Fatti interessanti su el nino

El Niño è uno dei fenomeni naturali catastrofici accompagnato da numerose vittime umane e colossali perdite materiali. Tradotto dallo spagnolo, El Niño significa "bambino". Questo "bambino" è una calda corrente stagionale di acque superficiali a bassa salinità nella parte orientale dell'Oceano Pacifico. È così chiamato perché di solito si svolge tra la fine di dicembre e l'inizio di gennaio e spesso cade a Natale. El Niño è un vero disastro: al largo delle coste dell'Ecuador e del Perù, la temperatura dell'acqua aumenta bruscamente (di 7-12 gradi), a seguito della quale il pesce (acciuga) muore o abbandona le acque costiere. L'assenza di pesci porta ad un'elevata mortalità degli uccelli marini che si nutrono di loro. Questo, a sua volta, riduce la quantità di guano, letame di pollame, utilizzato come fertilizzante e, insieme ai prodotti della pesca, è uno dei tesori nazionali più significativi del Perù. Inoltre, El Ni Nyo provoca piogge torrenziali prolungate, con conseguenti inondazioni devastanti sulla costa solitamente arida. L'intensità, la scala e la durata di El Niño possono variare in modo significativo.
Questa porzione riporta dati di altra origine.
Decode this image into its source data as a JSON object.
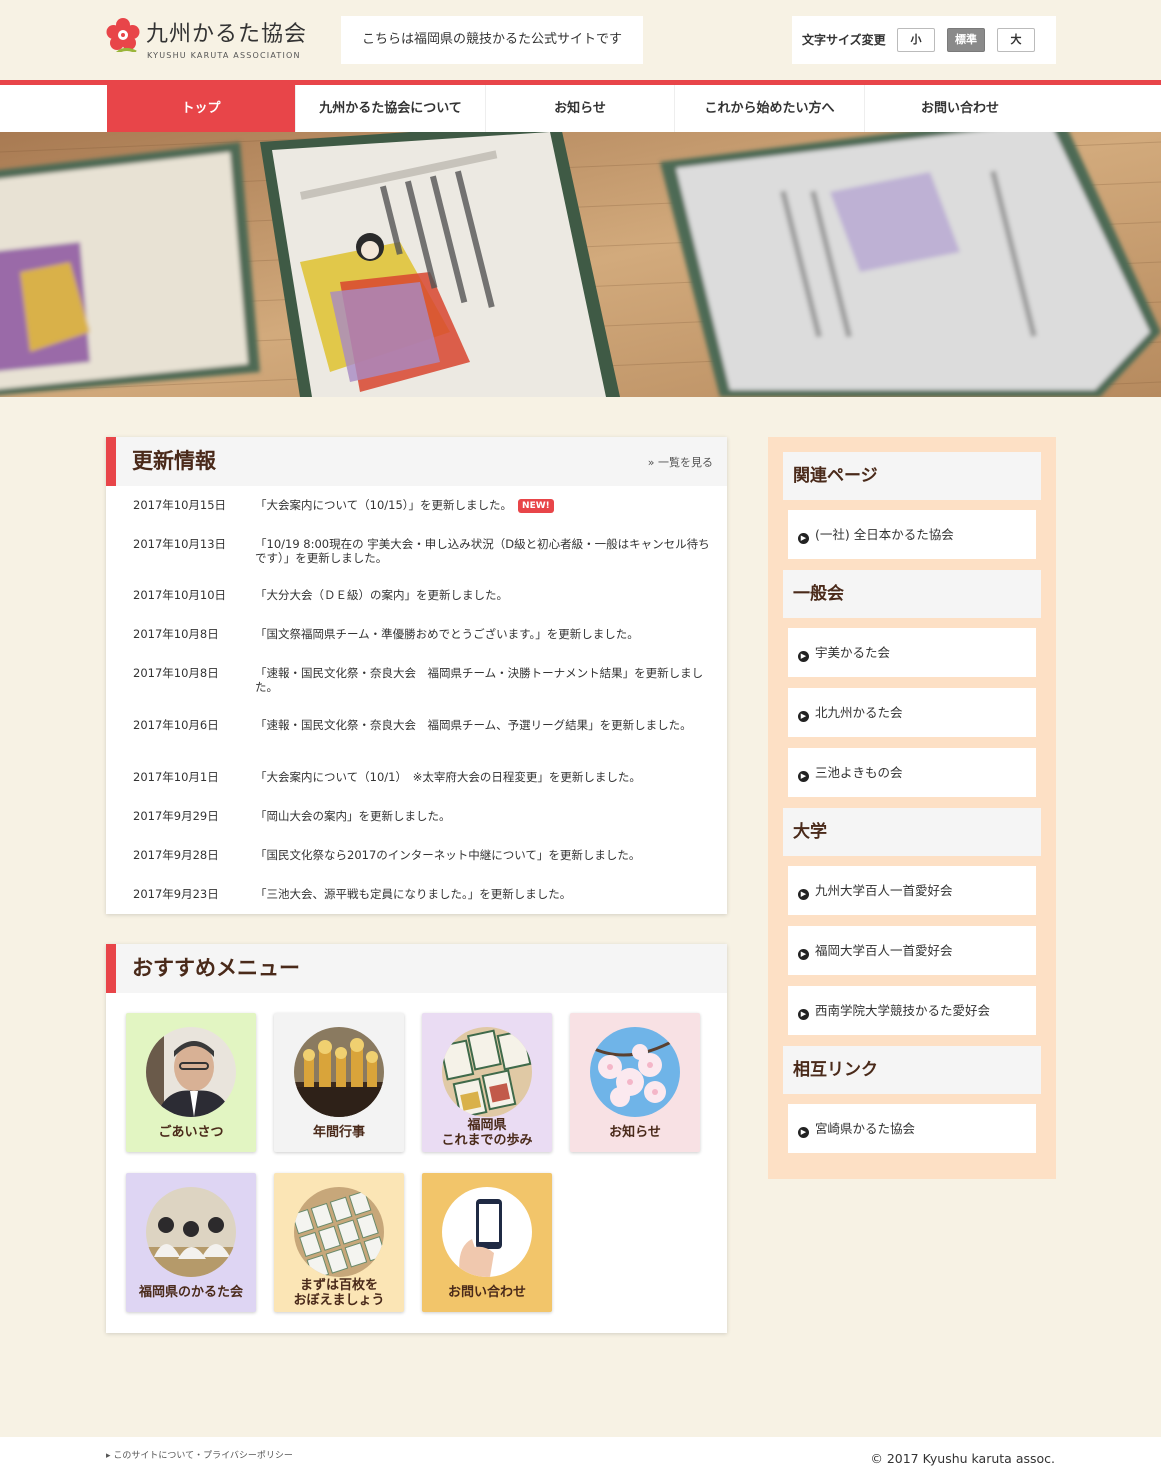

Così, ad esempio, nel 1982-1983, durante il periodo delle più intense osservazioni di El Niño per 130 anni, questo fenomeno iniziò nel settembre 1982 e continuò fino all'agosto 1983. Allo stesso tempo, la temperatura massima della superficie oceanica nelle città costiere del Perù da Talara a Callao ha superato la media a lungo termine per novembre-luglio di 8-10 gradi. Inondazioni e altri disastri naturali hanno ucciso oltre 2.000 persone e le perdite di proprietà sono ammontate a oltre 13 miliardi di dollari.